Month: November 2018

Valerio Cappozzo’s Medieval Dream Dictionary

The Italian Studies and the Medieval Studies programs welcomed the return of Valerio Cappozzo to present his just release book, Dizionario dei sogni nel medoevo: Il Somniale Danielis in manoscritti letterari (Dream Dictionary of the Middle Ages: the Somniale Danielis in literary manuscripts). Dr Cappozzo directs the Italian Language program at The University of Mississippi. He had presented the early results of his work during a visit to UConn in 2007. Although passionate about how dream symbolism relates to literature, he joked that his project had been such a long time coming that it had “become a real nightmare” for him.

Cappozzo discussed the significance of dreams and how the interpretation of symbols found in dreams can be applied to literature to make sense of an author’s intentions. We know people have been interpreting dreams since at least the beginning of representation and in that history, there is a remarkable coherence between dream interpretations and dreamed symbol archetypes. He used “tooth” as an example for a dream symbol: between 1220 BC Egypt and today, losing a tooth has been consistently viewed as a bad omen, most often as a premonition of death. He notes that the desire to find meanings in dreams was as manifest in the Middle Ages as it is now, though the frameworks for exploring this has changed profoundly due to vast transformation in culture, science, and religion since then. That dreams retain a certain symbolic consistency over time despite that change is one reason we keep returning to them.

In his talk Dr Cappozzo focused on the dream symbols found in the Somniale Danielis, “the Dreams of Daniel”, a book of symbols used by Daniel in the Book of Daniel to interpret dreams he believed to be prophetic. He then went on to an analysis of the dream symbols in the Divina Commedia a work in which dreams are used systematically to foreshadow events later in the cycle.

Prof Cappozzo said that there is a disconnect between dreams and reality that makes it difficult to establish simple equations between them the link between the one and the other. While dreams can recall fragments of reality, they do so following an unconscious logic of their own. In the original manuscript of Somniale Danielis, the complexity of dreams is reduced to a series of symbolic structures in order to make their potential meanings more available. Dr Cappozzo concluded with a quote from Cinderella to encapsulate one of the reasons he believes we keep searching for their meaning: “A dream is a wish your heart makes.”

by Olivia Merchen

Translating Cuban Letters with Kristin Dykstra and Anna Kushner

On September 12th, the award-winning translators, Anna Kushner and Kristin Dykstra, spoke about the challenges of translating Cuban works for an English-speaking audience in the US in an event titled “Translating Cuban Letters” hosted by LCL. Kushner is the translator of prominent Cuban works such as The Autobiography of Fidel Castro by Norberto Fuentes, and The Halfway House by Guillermo Rosales. Dykstra is a writer, literary translator, and scholar who has translated authors including Reina María Rodríguez, Juan Carlos Flores, and Angel Escobar among others. Both the speakers emphasized that the work of a translator does not only involve an attention to differences in language, but also to the contexts in which language makes meaning.
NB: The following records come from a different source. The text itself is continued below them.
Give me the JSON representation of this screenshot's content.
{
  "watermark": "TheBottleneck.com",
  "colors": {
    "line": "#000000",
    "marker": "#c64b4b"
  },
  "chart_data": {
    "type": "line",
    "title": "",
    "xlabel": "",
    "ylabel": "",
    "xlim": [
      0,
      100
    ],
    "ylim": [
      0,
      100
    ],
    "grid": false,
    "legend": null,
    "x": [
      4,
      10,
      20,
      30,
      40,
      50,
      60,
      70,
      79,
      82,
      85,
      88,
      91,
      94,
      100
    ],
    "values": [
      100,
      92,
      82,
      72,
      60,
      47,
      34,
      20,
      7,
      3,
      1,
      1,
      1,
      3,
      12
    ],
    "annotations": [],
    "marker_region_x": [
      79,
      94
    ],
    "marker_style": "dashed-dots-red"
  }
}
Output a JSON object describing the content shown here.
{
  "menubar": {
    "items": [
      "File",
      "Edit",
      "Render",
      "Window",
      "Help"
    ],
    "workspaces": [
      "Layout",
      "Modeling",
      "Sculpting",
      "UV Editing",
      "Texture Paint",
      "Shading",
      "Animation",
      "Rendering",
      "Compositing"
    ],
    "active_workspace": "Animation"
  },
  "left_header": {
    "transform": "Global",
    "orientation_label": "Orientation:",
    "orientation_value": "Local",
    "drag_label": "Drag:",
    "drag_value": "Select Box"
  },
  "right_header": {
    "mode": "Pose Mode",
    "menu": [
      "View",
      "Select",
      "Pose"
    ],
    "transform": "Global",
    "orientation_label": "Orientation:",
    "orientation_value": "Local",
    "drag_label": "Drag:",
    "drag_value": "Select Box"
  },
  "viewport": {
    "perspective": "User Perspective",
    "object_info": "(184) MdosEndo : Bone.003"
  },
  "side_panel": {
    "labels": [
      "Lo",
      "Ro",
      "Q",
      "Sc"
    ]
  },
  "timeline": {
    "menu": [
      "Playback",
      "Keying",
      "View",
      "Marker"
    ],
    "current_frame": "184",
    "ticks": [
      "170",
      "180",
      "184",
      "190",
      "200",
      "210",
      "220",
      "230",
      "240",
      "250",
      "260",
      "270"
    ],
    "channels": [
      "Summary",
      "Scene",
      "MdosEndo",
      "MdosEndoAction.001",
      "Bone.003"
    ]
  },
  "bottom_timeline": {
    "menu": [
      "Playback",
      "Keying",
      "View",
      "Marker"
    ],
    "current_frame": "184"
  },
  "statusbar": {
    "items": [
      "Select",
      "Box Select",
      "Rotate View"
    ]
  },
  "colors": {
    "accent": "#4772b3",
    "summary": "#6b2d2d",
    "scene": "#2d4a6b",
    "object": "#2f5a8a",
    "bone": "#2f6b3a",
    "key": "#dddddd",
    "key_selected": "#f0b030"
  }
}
The translators discussed translation as a mode of understanding and making visible the immense diversity in the diasporic experiences of Cubans and Cuban Americans both within and beyond the United States. Kushner used the example of her translation of The Halfway House to emphasize how Guillermo Rosales captures many of these experiences in stories that include meditations on complex psychological states, crisscrossing cultural narratives, and interweaving histories involving the US, Cuba, Spain, and Russia. Dykstra, on the other hand, foregrounded the way her work helped to break stereotypical perceptions of Cuban culture, replacing the images of “mojitos and old cars” with new narratives that capture the diverse lived experiences of the people of Cuba. Translating figures like Rodrigues, Flores, and Escobar, each from different regions of Cuba, has allowed her to offer a more complex image of the island’s many cultures and peoples.

The event garnered an active participation from an audience that included LCL faculty and graduate students. Professors including Jacqueline Loss, Odette Casamayor-Cisneros, and Peter Constantine enriched the conversation by sharing their views on issues ranging from the challenges and rewards of translating across linguistic and cultural barriers, the institutional and identity politics of translation to the future of translation studies within the broader fields of the humanities and the social sciences in the US.